State records show more than 19% of wells listed as wildcats, primarily in Lea and Eddy counties, New Mexico. Allocating those wells proportionately implies operators favored the Wolfcamp in 51% of Delaware Basin wells over the past year, followed by the Bone Spring at 23%, or a 2-to-1 Wolfcamp bias.

Although the Delaware well count dropped from 260 or more per quarter in 2015 to 230 in 2016, the Delaware Basin held its own nationally when compared to activity reductions in the Bakken, Eagle Ford and Marcellus plays.

Ever wonder what a difference a year makes? In the Delaware Basin, it amounts to a seismic shift in geologic targeting. Bone Spring drilling remained steady at a little more than 20% of Delaware Basin wells in 2015 before dropping to 11% of the well count in first-quarter 2016. Operators targeted the Wolfcamp Shale in 40% of wells drilled in the last three quarters of 2015 but increased the Wolfcamp share to 57% of wells in first-quarter 2016.

Capital deployment illustrates the industry’s changing perspective. Wolfcamp drilling expanded by 43% in Loving County, Texas, and by 50% in Culberson County, Texas, during first-quarter 2016. Both counties border New Mexico, facing one another across the Pecos River.
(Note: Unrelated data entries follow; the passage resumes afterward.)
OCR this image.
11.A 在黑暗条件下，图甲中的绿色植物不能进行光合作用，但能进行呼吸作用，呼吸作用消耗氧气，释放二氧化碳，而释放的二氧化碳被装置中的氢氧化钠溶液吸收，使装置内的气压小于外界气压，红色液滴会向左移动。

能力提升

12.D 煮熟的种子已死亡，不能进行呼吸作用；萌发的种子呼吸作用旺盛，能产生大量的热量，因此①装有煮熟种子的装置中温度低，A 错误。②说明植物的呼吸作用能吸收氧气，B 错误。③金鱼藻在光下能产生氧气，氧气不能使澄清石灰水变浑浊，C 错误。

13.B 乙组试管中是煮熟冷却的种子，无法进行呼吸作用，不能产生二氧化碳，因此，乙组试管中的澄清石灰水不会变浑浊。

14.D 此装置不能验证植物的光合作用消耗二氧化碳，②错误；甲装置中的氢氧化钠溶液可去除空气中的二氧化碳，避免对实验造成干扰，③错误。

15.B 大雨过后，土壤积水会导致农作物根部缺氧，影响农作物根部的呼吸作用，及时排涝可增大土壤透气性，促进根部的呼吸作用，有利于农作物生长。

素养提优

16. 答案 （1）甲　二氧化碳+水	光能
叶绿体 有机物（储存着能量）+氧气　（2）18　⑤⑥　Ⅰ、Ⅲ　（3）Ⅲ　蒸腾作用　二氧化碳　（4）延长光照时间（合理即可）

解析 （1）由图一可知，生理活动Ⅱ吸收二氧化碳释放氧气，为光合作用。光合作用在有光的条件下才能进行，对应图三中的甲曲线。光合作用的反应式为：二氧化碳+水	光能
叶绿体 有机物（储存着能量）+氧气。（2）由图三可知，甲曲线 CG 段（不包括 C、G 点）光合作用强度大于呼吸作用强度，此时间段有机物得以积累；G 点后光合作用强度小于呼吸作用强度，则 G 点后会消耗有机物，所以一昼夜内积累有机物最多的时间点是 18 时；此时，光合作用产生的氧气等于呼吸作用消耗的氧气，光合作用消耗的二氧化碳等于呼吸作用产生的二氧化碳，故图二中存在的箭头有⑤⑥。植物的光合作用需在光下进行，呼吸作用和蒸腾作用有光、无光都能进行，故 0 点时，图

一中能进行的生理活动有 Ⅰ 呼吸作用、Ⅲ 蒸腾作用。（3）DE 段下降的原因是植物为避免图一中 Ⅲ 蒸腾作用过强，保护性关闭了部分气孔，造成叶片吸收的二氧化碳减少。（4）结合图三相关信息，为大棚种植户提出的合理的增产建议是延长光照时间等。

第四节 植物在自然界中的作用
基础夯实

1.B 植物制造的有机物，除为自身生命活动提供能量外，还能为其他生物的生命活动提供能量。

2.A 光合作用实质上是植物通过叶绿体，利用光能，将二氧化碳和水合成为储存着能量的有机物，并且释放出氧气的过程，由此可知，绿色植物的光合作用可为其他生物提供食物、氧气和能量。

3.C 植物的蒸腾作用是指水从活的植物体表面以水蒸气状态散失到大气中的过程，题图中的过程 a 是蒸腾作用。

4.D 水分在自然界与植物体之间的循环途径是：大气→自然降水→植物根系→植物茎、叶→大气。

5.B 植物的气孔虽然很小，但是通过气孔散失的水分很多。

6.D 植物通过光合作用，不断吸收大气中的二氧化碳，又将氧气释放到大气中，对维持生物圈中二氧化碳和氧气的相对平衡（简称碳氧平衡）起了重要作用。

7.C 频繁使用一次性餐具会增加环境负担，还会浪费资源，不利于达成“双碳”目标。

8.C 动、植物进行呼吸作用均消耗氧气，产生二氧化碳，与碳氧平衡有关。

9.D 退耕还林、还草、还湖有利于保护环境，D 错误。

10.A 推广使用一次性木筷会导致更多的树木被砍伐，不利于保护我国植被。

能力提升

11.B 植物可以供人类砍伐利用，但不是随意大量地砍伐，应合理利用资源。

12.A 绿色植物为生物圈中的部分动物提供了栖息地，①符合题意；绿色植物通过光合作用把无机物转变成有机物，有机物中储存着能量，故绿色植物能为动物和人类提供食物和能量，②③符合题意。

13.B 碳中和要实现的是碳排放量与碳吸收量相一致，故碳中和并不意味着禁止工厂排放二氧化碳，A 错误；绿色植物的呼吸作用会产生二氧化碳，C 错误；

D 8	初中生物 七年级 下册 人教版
But it is a different 2016 story for the Bone Spring, where the first-quarter well count dropped 60% in Lea and Eddy counties, New Mexico. The most representative example is Devon Energy Corp., which decreased Bone Spring drilling from 13 wells per quarter in 2015 to just two year to date, all in Eddy County, New Mexico.

Loving County, Texas, is among the least populated counties in the U.S. Yet the county typifies the Delaware narrative. The Bone Spring well count fell 50% in first-quarter 2016 via cutbacks at Apache Corp. and EOG Resources Inc. Still, Apache’s Loving County Wolfcamp effort increased from one well per quarter in 2015 to 11 during first-quarter 2016.

Five operators—Anadarko Petroleum Corp., EOG Resources Inc., BHP Billiton Ltd., Shell Western and Concho Resources Inc.—represented 60% of Delaware Basin Wolfcamp wells in the last three quarters of 2015. Their market share fell to 55% when the well count increased during first-quarter 2016. However, Cimarex Energy Co. and Apache Corp. joined the top five Wolfcamp operator ranking, displacing Concho and Shell Western.

Regardless of suitor, rising Wolfcamp interest suggests a full dance card for the Delaware Basin in 2016.